I had the opportunity to interview the actors and the Director of Domestic Violence Services at United Family Services. The actors talked about their experiences with performing, and the domestic violence director talked about teen dating violence in general. I will post the podcasts on the YALSA podcast page ASAP to share with you the conversation.

Podcasts are social networking tools that can be used to open up dialogues and comments for the purposes of informing and learning from one another. While teens would still be able to listen to podcasts even if DOPA is passed, they might miss out on the opportunity of playing a role in the dialogue at the public or school library. When it comes to raising awareness of issues, that’s not a tool we should have to lose.

Posted by Kelly Czarnecki

In preparation for Teen Tech Week March 4-10, 2007, we would like to take away any trepidation that teen librarians and educators may have about generating a podcast. There are many web sites that will assist with the process, but some of them are so intimidating. Fear no more, one visit to the Teen Tech Week wiki resource page and you will get inspired.

The wiki is chock full of excellent information, like the Podcast Education link where you can listen to samples of student podcasts. You will become a podcast aficionado that in no time you will be able to record, produce and publish your own podcasts in preparation for the launch of TTW 2007. Don’t forget, if you want to add any links to the resource page, please do so.

Visit the Teen Tech Week wiki resource page, and soon you will be podcast savvy, the envy of all of your colleagues and a hit among of your Teens.

Learn Out Loud has educational audio book and podcast content. Last week, one of their free downloads was an audio tour of Rockerfeller Center and the Diamond District in NYC. Is anyone else offering audio tours of their library?

This would be a great project for teens (especially for that Teen Advisory Board you recruited last week!). Instead of busywork – cutting out story time crafts or dusting shelves – it’s an opportunity to create something of use that will help other patrons.

For a list of other libraries doing podcasting, check out the Library Success: Best Practices Wiki at http://www.libsuccess.org. If your library is doing something cool and replicable, join and contribute! For podcasting, look under Technology.

New to podcasting? Check out the presentations from the Podcast Academy at Boston University last weekend: two days about equipment, marketing, and how-to’s of making your own audio files that can be sent as attachments with RSS. This amazing resource has the video from ALL of the speakers, plus their powerpoint presentations:
http://www.bu.edu/com/podcast

Posted by Beth Gallaway

Posted by Linda W. Braun

Today I listened to the latest Inside the Net podcast. The hosts interviewed the people behind Big in Japan – a collection of web-based tools. One of the tools they talked about was PodServe. It sounded intriguing so I had to check it out.
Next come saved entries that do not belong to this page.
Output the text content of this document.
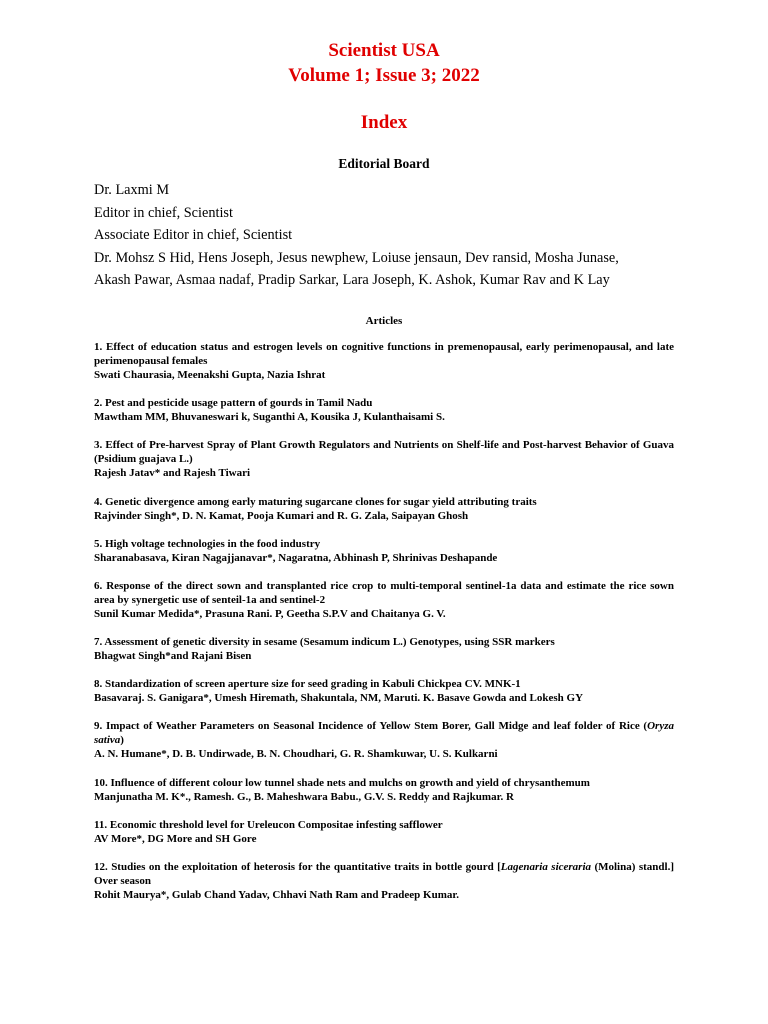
Scientist USA
Volume 1; Issue 3; 2022
Index
Editorial Board
Dr. Laxmi M
Editor in chief, Scientist
Associate Editor in chief, Scientist
Dr. Mohsz S Hid, Hens Joseph, Jesus newphew, Loiuse jensaun, Dev ransid, Mosha Junase,
Akash Pawar, Asmaa nadaf, Pradip Sarkar, Lara Joseph, K. Ashok, Kumar Rav and K Lay
Articles
1. Effect of education status and estrogen levels on cognitive functions in premenopausal, early perimenopausal, and late perimenopausal females
Swati Chaurasia, Meenakshi Gupta, Nazia Ishrat
2. Pest and pesticide usage pattern of gourds in Tamil Nadu
Mawtham MM, Bhuvaneswari k, Suganthi A, Kousika J, Kulanthaisami S.
3. Effect of Pre-harvest Spray of Plant Growth Regulators and Nutrients on Shelf-life and Post-harvest Behavior of Guava (Psidium guajava L.)
Rajesh Jatav* and Rajesh Tiwari
4. Genetic divergence among early maturing sugarcane clones for sugar yield attributing traits
Rajvinder Singh*, D. N. Kamat, Pooja Kumari and R. G. Zala, Saipayan Ghosh
5. High voltage technologies in the food industry
Sharanabasava, Kiran Nagajjanavar*, Nagaratna, Abhinash P, Shrinivas Deshapande
6. Response of the direct sown and transplanted rice crop to multi-temporal sentinel-1a data and estimate the rice sown area by synergetic use of senteil-1a and sentinel-2
Sunil Kumar Medida*, Prasuna Rani. P, Geetha S.P.V and Chaitanya G. V.
7. Assessment of genetic diversity in sesame (Sesamum indicum L.) Genotypes, using SSR markers
Bhagwat Singh*and Rajani Bisen
8. Standardization of screen aperture size for seed grading in Kabuli Chickpea CV. MNK-1
Basavaraj. S. Ganigara*, Umesh Hiremath, Shakuntala, NM, Maruti. K. Basave Gowda and Lokesh GY
9. Impact of Weather Parameters on Seasonal Incidence of Yellow Stem Borer, Gall Midge and leaf folder of Rice (Oryza sativa)
A. N. Humane*, D. B. Undirwade, B. N. Choudhari, G. R. Shamkuwar, U. S. Kulkarni
10. Influence of different colour low tunnel shade nets and mulchs on growth and yield of chrysanthemum
Manjunatha M. K*., Ramesh. G., B. Maheshwara Babu., G.V. S. Reddy and Rajkumar. R
11. Economic threshold level for Ureleucon Compositae infesting safflower
AV More*, DG More and SH Gore
12. Studies on the exploitation of heterosis for the quantitative traits in bottle gourd [Lagenaria siceraria (Molina) standl.] Over season
Rohit Maurya*, Gulab Chand Yadav, Chhavi Nath Ram and Pradeep Kumar.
It’s a great tool that I think librarians working with teens could definitely use. The first thing you need to do is register for Big in Japan. It’s free and very easy to do. Then setup your podserve space. You do that by giving your podcast a name, decide if you want it listed in iTunes and a few other services, describe the podcast, and give it some keyword tags.

Another thing you can do is decide if you want the podcast to be what PodServe calls a “Social Podcast.” The idea behind the social podcast is that a group of people create podcasts on a theme and upload and distribute them from the same PodServe space. For librarians working with teens I envision that a group of YA librarians might all work on a podcast together. Teens in different libraries could create podcasts and upload them to the same PodServe space. Imagine if each week, or even every day, a different group of teens published a podcast as a part of the social podcast space. That could be an incredibly powerful way to give teens in a variety of communities a voice.

Once you setup the podcast at PodServe you can then start uploading audio files as you create them. PodServe then acts as the host and distribution mechanism for your podcast. You don’t have to have server space or create the RSS feed for the files.

If you’ve been trying to figure out how to get podcasts going at your library PodServe might be just the thing you need.